Outra medida que pode se tornar inócua na contenção da alta do real, ainda que bem-vinda, é o fim da exigência de cobertura cambial das exportações. Hoje, ao menos 70% das receitas de exportações de empresas brasileiras têm de ser trazidas ao país e no máximo 30% podem ser mantidas no exterior. A alternativa em análise prevê que 100% das receitas poderiam ser deixadas pelas empresas fora do país. A redução da exigência de cobertura cambial é uma reivindicação antiga de grandes exportadoras brasileiras, como a Vale e a Embraer. Muitas dessas companhias, entretanto, não têm atingido nem mesmo o limite máximo de manutenção dos recursos no exterior. O motivo, mais uma vez, é a taxa de juro doméstica. O exportador prefere fechar Adiantamentos de Contrato de Câmbio (ACC) e aplicar os recursos dentro do país. Assim como o investidor estrangeiro, as exportadoras têm ganhado duas vezes com a operação: com a rentabilidade da aplicação e com a apreciação cambial.

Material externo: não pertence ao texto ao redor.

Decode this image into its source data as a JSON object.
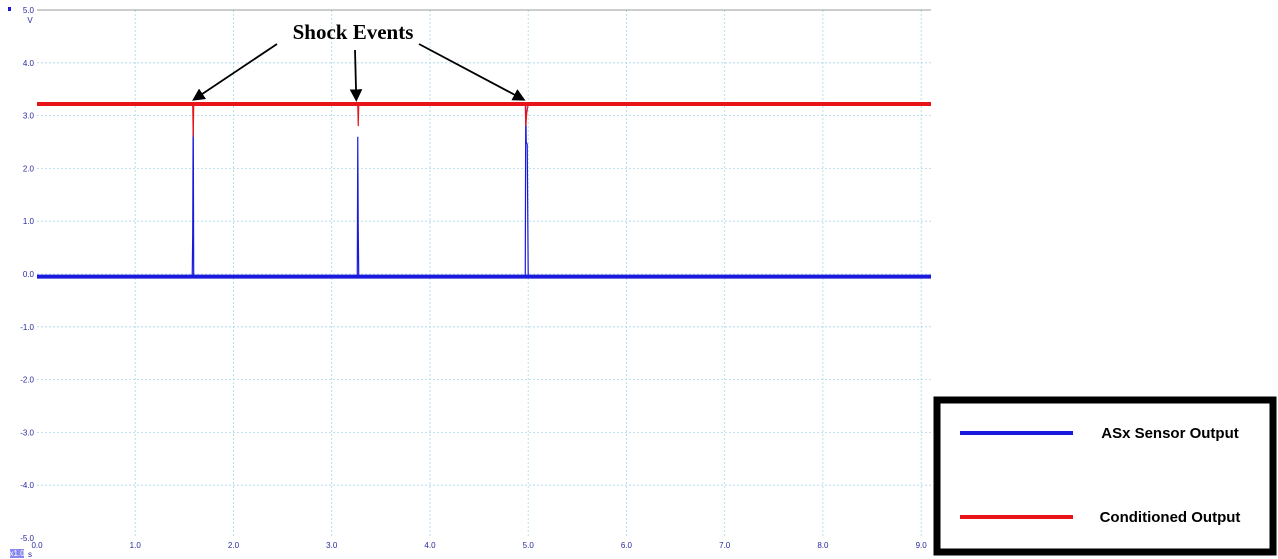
{
  "chart_data": {
    "type": "line",
    "title": "",
    "xlabel": "",
    "ylabel": "",
    "y_unit": "V",
    "x_unit": "s",
    "xlim": [
      0.0,
      9.1
    ],
    "ylim": [
      -5.0,
      5.0
    ],
    "x_ticks": [
      "0.0",
      "1.0",
      "2.0",
      "3.0",
      "4.0",
      "5.0",
      "6.0",
      "7.0",
      "8.0",
      "9.0"
    ],
    "y_ticks": [
      "5.0",
      "4.0",
      "3.0",
      "2.0",
      "1.0",
      "0.0",
      "-1.0",
      "-2.0",
      "-3.0",
      "-4.0",
      "-5.0"
    ],
    "x_scale_badge": "x1.0",
    "grid": true,
    "series": [
      {
        "name": "ASx Sensor Output",
        "color": "#1a1adc",
        "baseline": -0.05,
        "points": [
          [
            0.0,
            -0.05
          ],
          [
            1.58,
            -0.05
          ],
          [
            1.585,
            0.75
          ],
          [
            1.59,
            3.25
          ],
          [
            1.595,
            -0.05
          ],
          [
            3.26,
            -0.05
          ],
          [
            3.265,
            2.6
          ],
          [
            3.27,
            0.85
          ],
          [
            3.275,
            -0.05
          ],
          [
            4.97,
            -0.05
          ],
          [
            4.975,
            3.2
          ],
          [
            4.98,
            2.5
          ],
          [
            4.99,
            2.45
          ],
          [
            5.0,
            -0.05
          ],
          [
            9.1,
            -0.05
          ]
        ]
      },
      {
        "name": "Conditioned Output",
        "color": "#e8141a",
        "baseline": 3.22,
        "points": [
          [
            0.0,
            3.22
          ],
          [
            1.585,
            3.22
          ],
          [
            1.59,
            2.6
          ],
          [
            1.595,
            3.22
          ],
          [
            3.265,
            3.22
          ],
          [
            3.27,
            2.8
          ],
          [
            3.275,
            3.22
          ],
          [
            4.97,
            3.22
          ],
          [
            4.975,
            2.8
          ],
          [
            4.985,
            3.05
          ],
          [
            5.0,
            3.22
          ],
          [
            9.1,
            3.22
          ]
        ]
      }
    ],
    "annotations": {
      "label": "Shock Events",
      "targets": [
        [
          1.6,
          3.25
        ],
        [
          3.25,
          3.25
        ],
        [
          4.95,
          3.25
        ]
      ]
    },
    "legend": {
      "placement": "bottom-right",
      "entries": [
        "ASx Sensor Output",
        "Conditioned Output"
      ]
    }
  }
}
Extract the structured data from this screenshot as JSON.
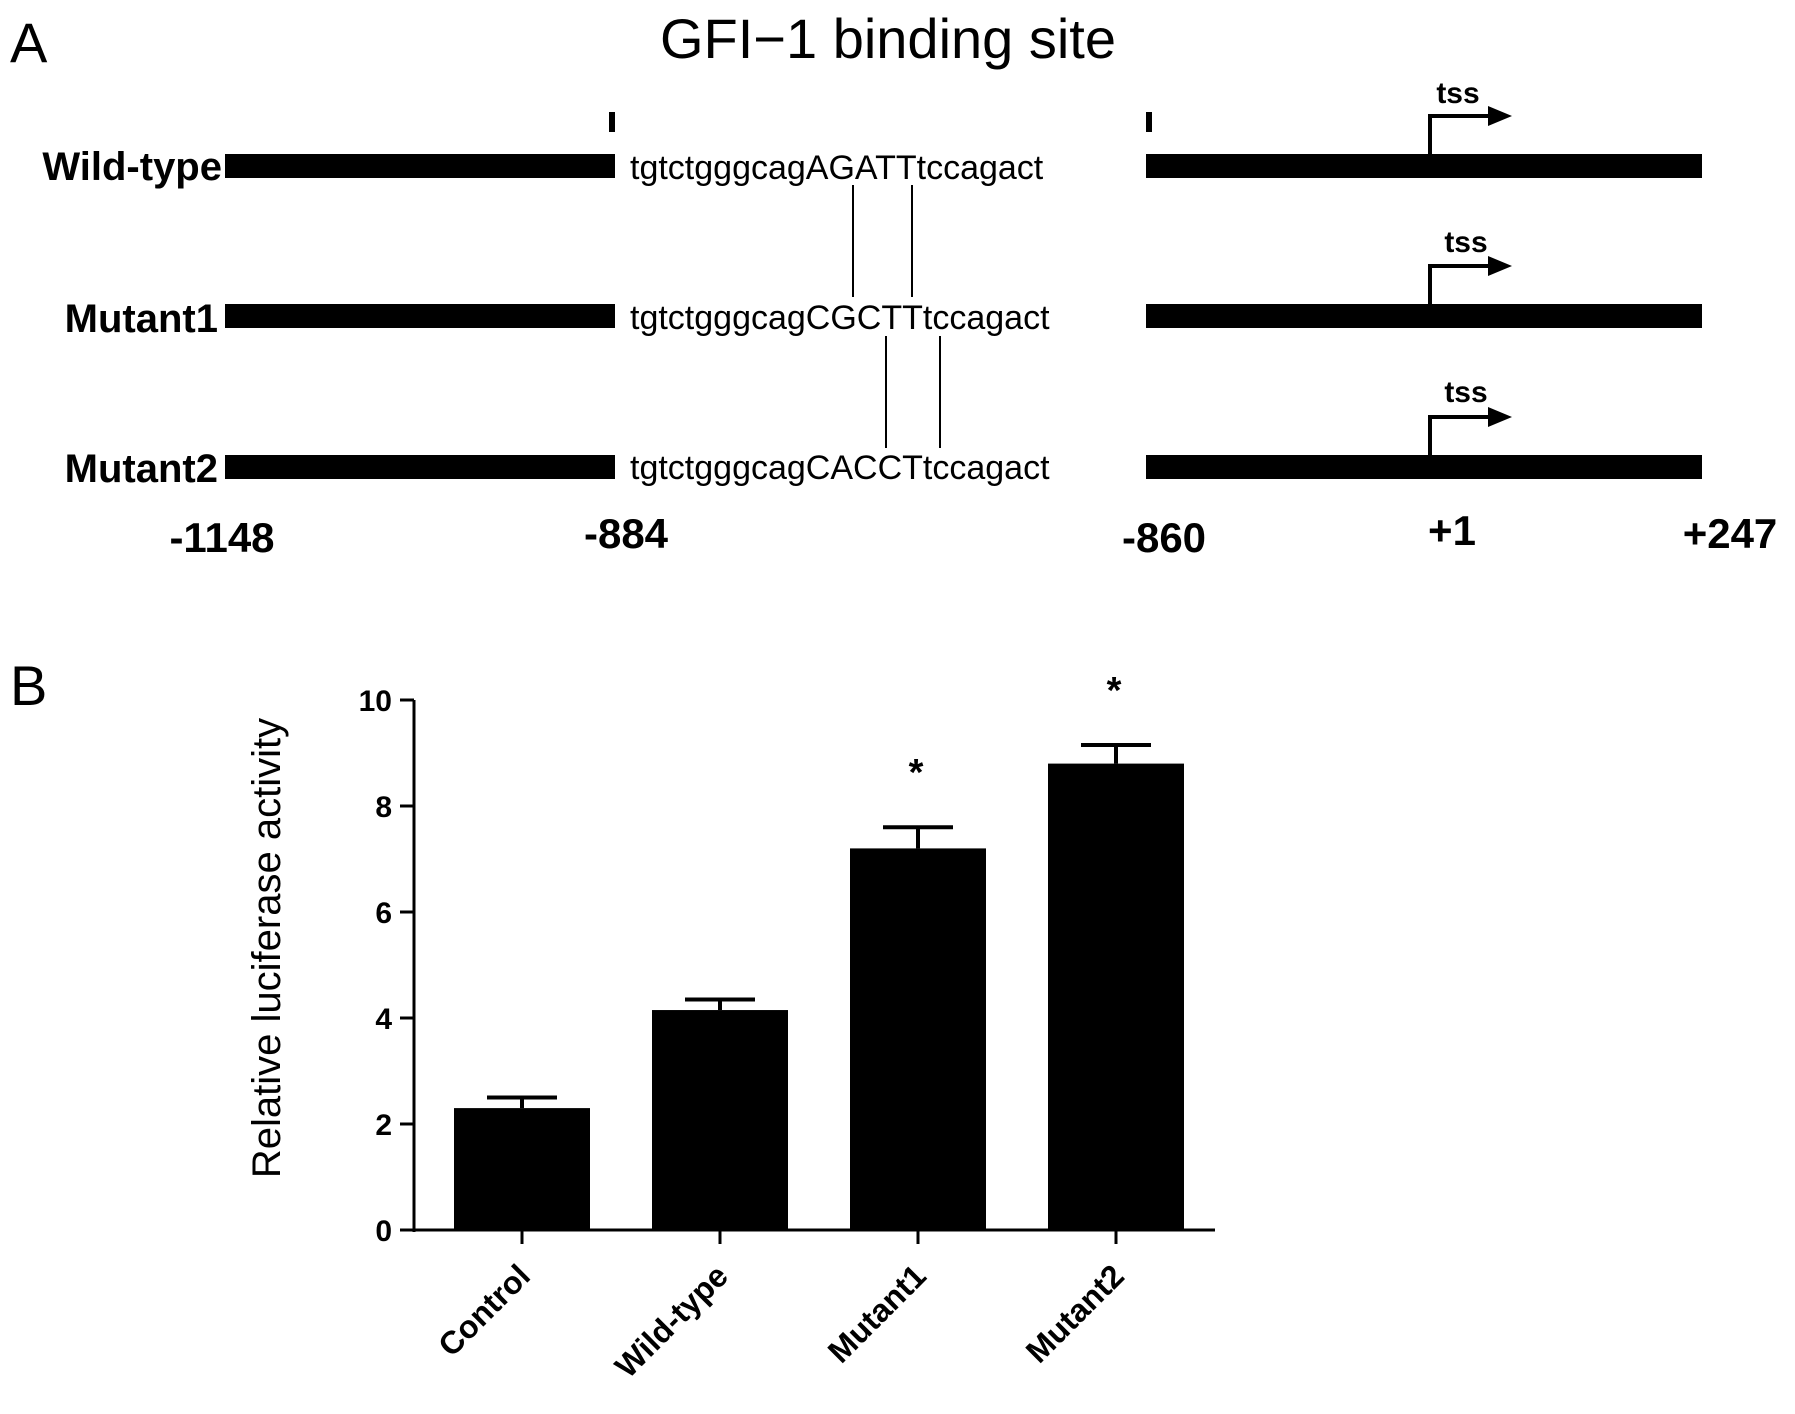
{
  "panel_a": {
    "letter": "A",
    "title": "GFI−1 binding site",
    "rows": [
      {
        "label": "Wild-type",
        "seq_prefix": "tgtctgggcag",
        "seq_core": "AGATT",
        "seq_suffix": "tccagact"
      },
      {
        "label": "Mutant1",
        "seq_prefix": "tgtctgggcag",
        "seq_core": "CGCTT",
        "seq_suffix": "tccagact"
      },
      {
        "label": "Mutant2",
        "seq_prefix": "tgtctgggcag",
        "seq_core": "CACCT",
        "seq_suffix": "tccagact"
      }
    ],
    "tss_label": "tss",
    "coordinates": [
      "-1148",
      "-884",
      "-860",
      "+1",
      "+247"
    ]
  },
  "panel_b": {
    "letter": "B"
  },
  "chart_data": {
    "type": "bar",
    "categories": [
      "Control",
      "Wild-type",
      "Mutant1",
      "Mutant2"
    ],
    "values": [
      2.3,
      4.15,
      7.2,
      8.8
    ],
    "errors": [
      0.2,
      0.2,
      0.4,
      0.35
    ],
    "significance": [
      "",
      "",
      "*",
      "*"
    ],
    "title": "",
    "xlabel": "",
    "ylabel": "Relative luciferase activity",
    "ylim": [
      0,
      10
    ],
    "yticks": [
      0,
      2,
      4,
      6,
      8,
      10
    ],
    "bar_color": "#000000",
    "grid": false,
    "legend": "none"
  }
}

Medidas que simplificam as regras do câmbio e que dão mais liberdade às empresas de como usar seus recursos são dignas de elogio e colocam o país em linha com as economias desenvolvidas. Elas não podem, entretanto, ser apresentadas como a salvação para a redução da apreciação da moeda brasileira neste momento em que grandes economias reduzem suas taxas de juro, ampliando ainda mais o estímulo para a entrada de capitais externos no Brasil.